Would anybody be so kind and sum up a small CLI oriented walk-trough installation for a basic development for Android 4.4 - 6.x? (UNIX paths are not an issue, everything starts smoothly).
Looking (desperately) forward for your kind help.
Alex
I can’t really help here, but did you think about going with a GUI here, like Android Studio?
The old Android
executable was a GUI app allowing point&click files and libraries you needed for build. You were able to somehow guess & anticipate what to install. The new sdkmanager
(after Android SDK Tools 25.3.1) is just a CLI so you have to know what to install in advance.
@Sujan12 is correct.
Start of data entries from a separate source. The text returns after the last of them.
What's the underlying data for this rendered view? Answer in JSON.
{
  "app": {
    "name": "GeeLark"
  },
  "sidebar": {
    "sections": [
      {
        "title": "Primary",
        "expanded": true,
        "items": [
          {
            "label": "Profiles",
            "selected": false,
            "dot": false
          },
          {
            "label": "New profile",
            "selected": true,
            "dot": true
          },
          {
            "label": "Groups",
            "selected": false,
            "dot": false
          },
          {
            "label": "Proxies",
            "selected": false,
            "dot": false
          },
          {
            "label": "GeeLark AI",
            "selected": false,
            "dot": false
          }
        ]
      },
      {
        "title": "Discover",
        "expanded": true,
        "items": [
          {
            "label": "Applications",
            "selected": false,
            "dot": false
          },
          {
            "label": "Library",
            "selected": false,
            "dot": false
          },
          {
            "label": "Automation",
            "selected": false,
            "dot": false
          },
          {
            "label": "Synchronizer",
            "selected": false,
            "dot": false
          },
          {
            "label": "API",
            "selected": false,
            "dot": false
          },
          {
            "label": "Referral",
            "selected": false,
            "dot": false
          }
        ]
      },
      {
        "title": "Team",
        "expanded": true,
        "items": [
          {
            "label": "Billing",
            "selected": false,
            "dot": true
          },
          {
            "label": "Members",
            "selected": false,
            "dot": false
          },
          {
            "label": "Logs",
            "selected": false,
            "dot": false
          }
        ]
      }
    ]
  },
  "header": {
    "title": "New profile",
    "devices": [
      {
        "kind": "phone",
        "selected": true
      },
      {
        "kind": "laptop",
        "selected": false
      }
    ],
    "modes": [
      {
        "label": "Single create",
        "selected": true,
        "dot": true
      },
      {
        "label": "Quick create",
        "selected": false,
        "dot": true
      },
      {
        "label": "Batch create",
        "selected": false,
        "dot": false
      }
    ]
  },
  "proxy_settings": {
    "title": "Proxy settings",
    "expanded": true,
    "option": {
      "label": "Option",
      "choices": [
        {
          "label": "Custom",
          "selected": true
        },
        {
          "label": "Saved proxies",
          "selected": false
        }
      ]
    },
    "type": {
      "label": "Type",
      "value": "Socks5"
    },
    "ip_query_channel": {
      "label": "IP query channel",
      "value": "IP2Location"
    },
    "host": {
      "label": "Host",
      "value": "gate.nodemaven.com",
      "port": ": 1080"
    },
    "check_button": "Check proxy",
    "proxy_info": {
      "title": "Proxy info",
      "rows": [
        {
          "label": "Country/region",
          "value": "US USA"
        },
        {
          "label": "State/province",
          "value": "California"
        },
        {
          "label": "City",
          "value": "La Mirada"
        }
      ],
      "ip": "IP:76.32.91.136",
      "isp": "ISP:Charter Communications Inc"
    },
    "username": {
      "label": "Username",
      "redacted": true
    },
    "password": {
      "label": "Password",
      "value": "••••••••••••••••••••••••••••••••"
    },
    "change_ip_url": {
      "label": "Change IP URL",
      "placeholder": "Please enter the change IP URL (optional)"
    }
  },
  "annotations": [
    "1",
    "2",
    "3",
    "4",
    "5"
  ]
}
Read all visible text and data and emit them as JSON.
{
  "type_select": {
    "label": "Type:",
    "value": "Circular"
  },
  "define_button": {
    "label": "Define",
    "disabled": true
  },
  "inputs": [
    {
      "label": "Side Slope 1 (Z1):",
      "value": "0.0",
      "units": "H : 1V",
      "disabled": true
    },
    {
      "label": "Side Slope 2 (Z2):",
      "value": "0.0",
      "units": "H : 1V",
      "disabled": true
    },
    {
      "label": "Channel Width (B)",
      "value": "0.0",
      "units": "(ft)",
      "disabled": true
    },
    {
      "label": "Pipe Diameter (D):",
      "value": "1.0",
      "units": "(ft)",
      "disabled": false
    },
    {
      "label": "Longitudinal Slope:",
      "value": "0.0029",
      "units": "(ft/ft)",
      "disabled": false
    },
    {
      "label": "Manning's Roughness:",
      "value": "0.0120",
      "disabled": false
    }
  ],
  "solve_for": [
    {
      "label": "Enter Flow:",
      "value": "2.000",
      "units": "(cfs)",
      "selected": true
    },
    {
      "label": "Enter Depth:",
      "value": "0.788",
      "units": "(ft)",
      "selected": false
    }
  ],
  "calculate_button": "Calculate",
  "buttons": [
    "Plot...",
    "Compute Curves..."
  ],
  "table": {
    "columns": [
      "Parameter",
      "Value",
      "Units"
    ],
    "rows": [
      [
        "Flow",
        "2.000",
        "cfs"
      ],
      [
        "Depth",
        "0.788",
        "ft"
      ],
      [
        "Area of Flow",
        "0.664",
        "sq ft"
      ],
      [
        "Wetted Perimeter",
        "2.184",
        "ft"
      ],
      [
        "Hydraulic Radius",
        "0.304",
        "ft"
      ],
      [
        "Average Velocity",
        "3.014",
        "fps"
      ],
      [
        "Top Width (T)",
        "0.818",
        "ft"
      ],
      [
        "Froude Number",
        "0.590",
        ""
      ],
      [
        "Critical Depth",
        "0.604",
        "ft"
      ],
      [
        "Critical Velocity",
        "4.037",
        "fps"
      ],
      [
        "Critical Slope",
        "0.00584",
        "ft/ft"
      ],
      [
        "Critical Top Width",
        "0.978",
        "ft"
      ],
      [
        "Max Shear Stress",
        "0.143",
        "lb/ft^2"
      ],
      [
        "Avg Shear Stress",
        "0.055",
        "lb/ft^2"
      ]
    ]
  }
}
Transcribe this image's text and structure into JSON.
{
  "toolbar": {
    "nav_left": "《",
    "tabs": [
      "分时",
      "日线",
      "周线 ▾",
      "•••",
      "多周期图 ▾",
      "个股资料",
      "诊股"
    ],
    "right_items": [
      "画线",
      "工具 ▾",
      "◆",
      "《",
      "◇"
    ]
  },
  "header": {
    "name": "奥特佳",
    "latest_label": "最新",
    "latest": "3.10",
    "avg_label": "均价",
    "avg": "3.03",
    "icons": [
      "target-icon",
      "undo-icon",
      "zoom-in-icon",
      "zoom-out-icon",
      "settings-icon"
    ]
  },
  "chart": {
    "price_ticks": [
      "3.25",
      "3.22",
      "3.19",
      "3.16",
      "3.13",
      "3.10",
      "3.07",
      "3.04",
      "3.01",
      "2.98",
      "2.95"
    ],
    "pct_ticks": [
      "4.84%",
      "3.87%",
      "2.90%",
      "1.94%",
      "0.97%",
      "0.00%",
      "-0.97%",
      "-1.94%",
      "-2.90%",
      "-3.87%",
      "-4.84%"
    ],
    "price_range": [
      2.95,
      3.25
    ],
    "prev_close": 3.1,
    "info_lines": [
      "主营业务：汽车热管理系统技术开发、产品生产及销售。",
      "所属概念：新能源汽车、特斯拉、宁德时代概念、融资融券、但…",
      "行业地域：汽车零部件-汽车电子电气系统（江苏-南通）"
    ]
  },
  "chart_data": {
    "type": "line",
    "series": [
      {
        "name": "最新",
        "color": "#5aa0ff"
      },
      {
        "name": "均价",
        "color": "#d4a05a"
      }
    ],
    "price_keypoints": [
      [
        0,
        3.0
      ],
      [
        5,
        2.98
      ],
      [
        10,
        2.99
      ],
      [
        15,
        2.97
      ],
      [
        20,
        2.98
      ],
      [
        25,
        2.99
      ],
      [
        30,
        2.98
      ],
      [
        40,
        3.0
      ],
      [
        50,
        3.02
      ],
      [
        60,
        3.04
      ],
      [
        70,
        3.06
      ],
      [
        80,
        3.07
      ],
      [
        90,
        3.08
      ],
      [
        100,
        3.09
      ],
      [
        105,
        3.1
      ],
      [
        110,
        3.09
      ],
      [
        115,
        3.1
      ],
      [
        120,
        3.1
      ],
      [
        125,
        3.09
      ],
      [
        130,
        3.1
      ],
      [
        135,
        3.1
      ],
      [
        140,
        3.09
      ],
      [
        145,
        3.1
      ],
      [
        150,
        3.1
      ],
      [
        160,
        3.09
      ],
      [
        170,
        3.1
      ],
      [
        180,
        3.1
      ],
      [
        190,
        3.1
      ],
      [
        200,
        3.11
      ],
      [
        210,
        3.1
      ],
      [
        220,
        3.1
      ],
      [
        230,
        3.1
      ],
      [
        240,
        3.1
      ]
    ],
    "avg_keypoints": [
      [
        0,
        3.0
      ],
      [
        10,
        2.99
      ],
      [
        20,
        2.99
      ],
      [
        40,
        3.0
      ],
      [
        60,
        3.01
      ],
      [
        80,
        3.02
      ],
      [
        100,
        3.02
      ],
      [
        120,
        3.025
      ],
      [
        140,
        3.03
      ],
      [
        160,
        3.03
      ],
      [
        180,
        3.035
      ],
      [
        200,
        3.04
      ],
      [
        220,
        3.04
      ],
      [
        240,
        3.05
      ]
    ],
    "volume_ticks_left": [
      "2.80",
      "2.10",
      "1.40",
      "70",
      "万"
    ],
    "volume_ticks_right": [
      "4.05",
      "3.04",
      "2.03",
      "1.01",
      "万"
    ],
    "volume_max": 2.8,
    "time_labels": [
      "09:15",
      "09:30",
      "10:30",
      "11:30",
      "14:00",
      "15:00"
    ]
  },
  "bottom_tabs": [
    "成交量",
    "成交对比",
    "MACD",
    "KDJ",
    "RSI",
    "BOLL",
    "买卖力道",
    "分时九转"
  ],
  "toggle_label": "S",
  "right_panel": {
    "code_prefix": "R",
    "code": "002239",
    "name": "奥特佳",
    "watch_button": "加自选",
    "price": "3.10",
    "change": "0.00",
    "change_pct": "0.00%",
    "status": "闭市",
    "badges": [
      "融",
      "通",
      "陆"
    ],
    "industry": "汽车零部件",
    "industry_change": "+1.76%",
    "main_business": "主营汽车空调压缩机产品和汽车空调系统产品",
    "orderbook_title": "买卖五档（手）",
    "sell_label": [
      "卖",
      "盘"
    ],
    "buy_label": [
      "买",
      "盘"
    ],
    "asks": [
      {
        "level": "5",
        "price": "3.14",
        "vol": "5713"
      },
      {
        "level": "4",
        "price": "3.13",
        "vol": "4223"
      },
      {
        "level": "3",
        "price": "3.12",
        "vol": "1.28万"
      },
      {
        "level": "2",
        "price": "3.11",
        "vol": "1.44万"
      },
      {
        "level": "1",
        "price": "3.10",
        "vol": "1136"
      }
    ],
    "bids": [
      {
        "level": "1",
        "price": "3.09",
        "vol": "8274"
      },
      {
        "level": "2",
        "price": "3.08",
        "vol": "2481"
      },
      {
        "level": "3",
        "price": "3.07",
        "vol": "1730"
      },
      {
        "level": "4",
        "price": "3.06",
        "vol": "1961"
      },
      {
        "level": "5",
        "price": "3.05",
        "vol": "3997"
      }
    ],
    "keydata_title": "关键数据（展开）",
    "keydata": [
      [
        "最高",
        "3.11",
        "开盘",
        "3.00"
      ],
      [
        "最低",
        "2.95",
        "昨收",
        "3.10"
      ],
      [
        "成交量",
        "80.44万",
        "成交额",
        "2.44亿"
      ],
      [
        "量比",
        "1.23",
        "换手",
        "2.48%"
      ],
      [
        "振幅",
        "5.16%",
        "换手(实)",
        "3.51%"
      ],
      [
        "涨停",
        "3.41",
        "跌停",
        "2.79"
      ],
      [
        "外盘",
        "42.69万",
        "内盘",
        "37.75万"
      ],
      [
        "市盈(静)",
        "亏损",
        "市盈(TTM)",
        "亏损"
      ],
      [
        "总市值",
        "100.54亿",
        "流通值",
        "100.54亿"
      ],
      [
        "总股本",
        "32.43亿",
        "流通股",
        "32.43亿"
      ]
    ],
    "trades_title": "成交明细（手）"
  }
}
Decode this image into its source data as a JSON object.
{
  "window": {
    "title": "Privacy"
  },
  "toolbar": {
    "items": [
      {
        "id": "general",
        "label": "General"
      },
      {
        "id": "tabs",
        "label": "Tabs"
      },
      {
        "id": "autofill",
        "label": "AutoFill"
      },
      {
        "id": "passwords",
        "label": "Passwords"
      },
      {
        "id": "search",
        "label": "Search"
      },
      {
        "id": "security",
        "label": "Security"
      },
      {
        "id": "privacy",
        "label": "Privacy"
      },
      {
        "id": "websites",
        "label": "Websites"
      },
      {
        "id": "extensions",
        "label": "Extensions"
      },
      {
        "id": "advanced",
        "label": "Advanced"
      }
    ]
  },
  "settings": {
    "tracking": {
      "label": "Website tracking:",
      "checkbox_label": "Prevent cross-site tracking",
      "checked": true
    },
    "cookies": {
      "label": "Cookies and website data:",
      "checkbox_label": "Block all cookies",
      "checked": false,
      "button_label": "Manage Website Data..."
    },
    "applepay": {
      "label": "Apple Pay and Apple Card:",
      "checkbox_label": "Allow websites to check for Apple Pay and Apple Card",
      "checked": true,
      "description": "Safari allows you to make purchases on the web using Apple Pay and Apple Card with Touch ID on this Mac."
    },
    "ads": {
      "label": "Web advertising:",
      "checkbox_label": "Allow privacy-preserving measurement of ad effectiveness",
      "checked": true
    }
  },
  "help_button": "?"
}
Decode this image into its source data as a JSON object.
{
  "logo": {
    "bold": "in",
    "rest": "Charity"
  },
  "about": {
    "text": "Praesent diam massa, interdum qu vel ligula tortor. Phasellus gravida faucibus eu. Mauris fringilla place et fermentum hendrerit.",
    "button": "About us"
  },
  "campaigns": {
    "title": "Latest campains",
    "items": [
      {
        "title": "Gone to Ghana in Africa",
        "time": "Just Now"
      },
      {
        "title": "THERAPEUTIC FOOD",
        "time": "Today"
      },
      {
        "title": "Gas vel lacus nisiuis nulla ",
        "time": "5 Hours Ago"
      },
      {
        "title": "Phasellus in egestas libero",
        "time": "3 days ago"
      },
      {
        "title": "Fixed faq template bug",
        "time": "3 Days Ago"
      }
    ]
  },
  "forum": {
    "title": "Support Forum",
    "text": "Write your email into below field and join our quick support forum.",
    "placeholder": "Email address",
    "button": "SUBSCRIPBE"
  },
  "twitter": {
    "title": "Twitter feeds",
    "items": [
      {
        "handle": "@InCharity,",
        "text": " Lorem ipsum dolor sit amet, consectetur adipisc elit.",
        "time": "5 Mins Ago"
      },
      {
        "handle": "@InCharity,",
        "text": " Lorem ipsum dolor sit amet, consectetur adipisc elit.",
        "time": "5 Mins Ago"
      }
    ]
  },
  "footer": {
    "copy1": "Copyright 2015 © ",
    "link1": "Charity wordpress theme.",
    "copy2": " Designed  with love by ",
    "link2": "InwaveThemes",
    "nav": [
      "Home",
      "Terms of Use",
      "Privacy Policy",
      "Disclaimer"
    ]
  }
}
The usual Android SdkManager GUI has been deprecated and is only accessible via Android Studio.
Here’s a link on how to properly install Android Studio in Ubuntu and Fedora based Linux distros: https://developer.android.com/studio/install.html
I use Linux MiNT and had to install Android Studio… but once in there, all is good.
Hope that helps.
Well thank you @BradBurns, but this is the obvious bloated 32Gig installation I wanted to avoid
Its not about you Brad (your solution at least works), I’m just bit puzzled why the only answer on (I believe simple question) is a bunch of hush’s and 2y/o videos with a common advice: “Keep installing more and more libraries up until the build process passes”. I was bit hopping that CLI/sdkmanager
would allow me to be more organized.
It probably does - but you have to ask the Google Android people how exactly this works.
They tend to be… an interesting bunch. Just in the last few (minor) SDK releases they moved so much stuff around that the Cordova Android implementation totally broke and had to be hotfixed. So I think most of us are fighting with Android from time to time and are just happy when it finally works. Android Studio tends to be the “easiest” way for that.